Airbus claims victory in 2011 order race


Airbus outsold Boeing almost two-to-one in 2011 after gambling on a revamped fuel-efficient jetliner and delivered more jets than its rival for the ninth year running, while admitting it may struggle to keep its order crown this year.

Figures released by the European planemaker yesterday confirmed the popularity of narrowbody jets offering significant fuel savings based on new engines available from mid-decade.

Airbus said it had won orders for 1 608 aircraft or a net total of 1 419 after cancellations, giving it a record market share of 64% by volume or 54 to 56% by value.

The tally includes over 1 220 A320neos, a revamped 150-seat workhorse launched just over a year ago and which prompted Boeing to update its own best-selling jet as the 737 MAX.

Both manufacturers have decided to inject new life into the short-haul A320 and 737 models, their biggest cash cows. They are banking on demand for fuel savings to help airlines stay alive as oil prices remain unusually high through the economic downturn.

Airbus moved first, sweeping up an initial wave of orders in the largest segment of the industry, which is valued at US$2 trillion over the next 20 years, but Boeing posted record sales of its larger and more expensive long-haul 777 mini-jumbo.

Airbus confirmed it had delivered 534 aircraft in 2011, as reported by Reuters last week. The 5 percent rise from 2010 comes as both Airbus and Boeing plan further increases to meet demand from rising Asian economies.

Deliveries drive the bulk of aerospace revenue.

Between them, the world’s dominant airplane manufacturers made industry history by delivering more than 1 000 aircraft and taking orders for more than 2 500 in a single year as Asia’s growing wealth continued to outshine the bleak Western economy.
“It was a tough year for the world economy but traffic is growing and the number of middle classes, by which I mean people with disposable incomes for things like air travel, will triple in the next 20 years,” said Airbus sales chief John Leahy.

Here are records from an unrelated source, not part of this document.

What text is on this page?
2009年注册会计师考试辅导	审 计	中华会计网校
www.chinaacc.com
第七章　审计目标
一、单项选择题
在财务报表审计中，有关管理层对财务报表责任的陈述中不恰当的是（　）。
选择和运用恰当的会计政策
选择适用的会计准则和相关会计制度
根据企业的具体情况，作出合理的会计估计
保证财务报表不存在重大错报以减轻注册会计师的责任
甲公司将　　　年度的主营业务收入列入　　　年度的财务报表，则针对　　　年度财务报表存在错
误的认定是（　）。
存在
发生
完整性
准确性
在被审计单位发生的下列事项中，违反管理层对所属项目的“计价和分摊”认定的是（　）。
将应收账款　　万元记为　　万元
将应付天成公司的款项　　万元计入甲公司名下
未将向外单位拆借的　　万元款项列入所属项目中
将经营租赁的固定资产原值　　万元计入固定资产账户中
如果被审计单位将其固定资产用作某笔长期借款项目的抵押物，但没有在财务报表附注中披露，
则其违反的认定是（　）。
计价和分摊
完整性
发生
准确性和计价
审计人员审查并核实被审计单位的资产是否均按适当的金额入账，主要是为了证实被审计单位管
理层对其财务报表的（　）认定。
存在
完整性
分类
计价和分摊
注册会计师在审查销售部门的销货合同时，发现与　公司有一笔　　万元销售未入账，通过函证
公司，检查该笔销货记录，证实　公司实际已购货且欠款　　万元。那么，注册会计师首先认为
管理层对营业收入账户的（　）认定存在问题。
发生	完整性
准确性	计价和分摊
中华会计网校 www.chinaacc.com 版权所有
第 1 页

He dismissed recent fears of a shortage of financing for aircraft deliveries as European banks scale back their lending.

Airbus’ end-year order book included an unexpected decision to downgrade the way it accounts for a key order for 130 aircraft from bankrupt American Airlines.

American’s parent AMR Corp went into Chapter 11 in November, months after splitting an historic 460-plane order between Airbus and Boeing. Under U.S. bankruptcy law, the US$40 billion mega-order is on hold until a court reaffirms or cancels it.

Airbus auditors ruled against including the AMR order in the final tally. Leahy said the airline’s chief executive had given Airbus a strong indication that AMR planned to go ahead with the order.

Boeing last week reported 921 sales in 2011, or a net total of 805 when adjusted for cancellations, and 477 deliveries.

Leahy said he expected Airbus orders to fall back to 600 or 650 in 2012 and resigned himself to the possibility that Boeing would win the order race for the first time since 2006. He cited pent-up demand from Boeing’s existing customers for the 737 MAX, which came onto the market a year later than the A320neo.

The U.S. company says it has 1 000 firm and provisional 737 MAX orders and has pledged to make 2012 “Boeing’s year”.
“I predict that in 2012 our share will be down to around 50 percent, or probably even lower than that. If you add up 2010, 2011 and 2012, I’d like to be over 50 percent, but I am not chasing it for 2012,” Leahy told reporters at an annual press event hosted by Airbus parent EADS.

The development moves by Airbus and Boeing have reinforced their duopoly against market entrants from Canada, Russia and China, but Leahy said China, which is making its first 150-seat jet, would be a serious competitor within the next 25 years.

While taking a lead against Boeing for now in the short-haul jets used by most low-cost carriers, Airbus is paying a price for delays to its 350-seat A350-1000, a wide-body jet designed to challenge the successful long-range Boeing 777 mini-jumbo.

Airbus pushed back development of the largest of three variants of A350 by two years last summer to deal with industry criticism over the size of its Rolls-Royce engines, but doing so risks losing business when gaps appear in fleet plans.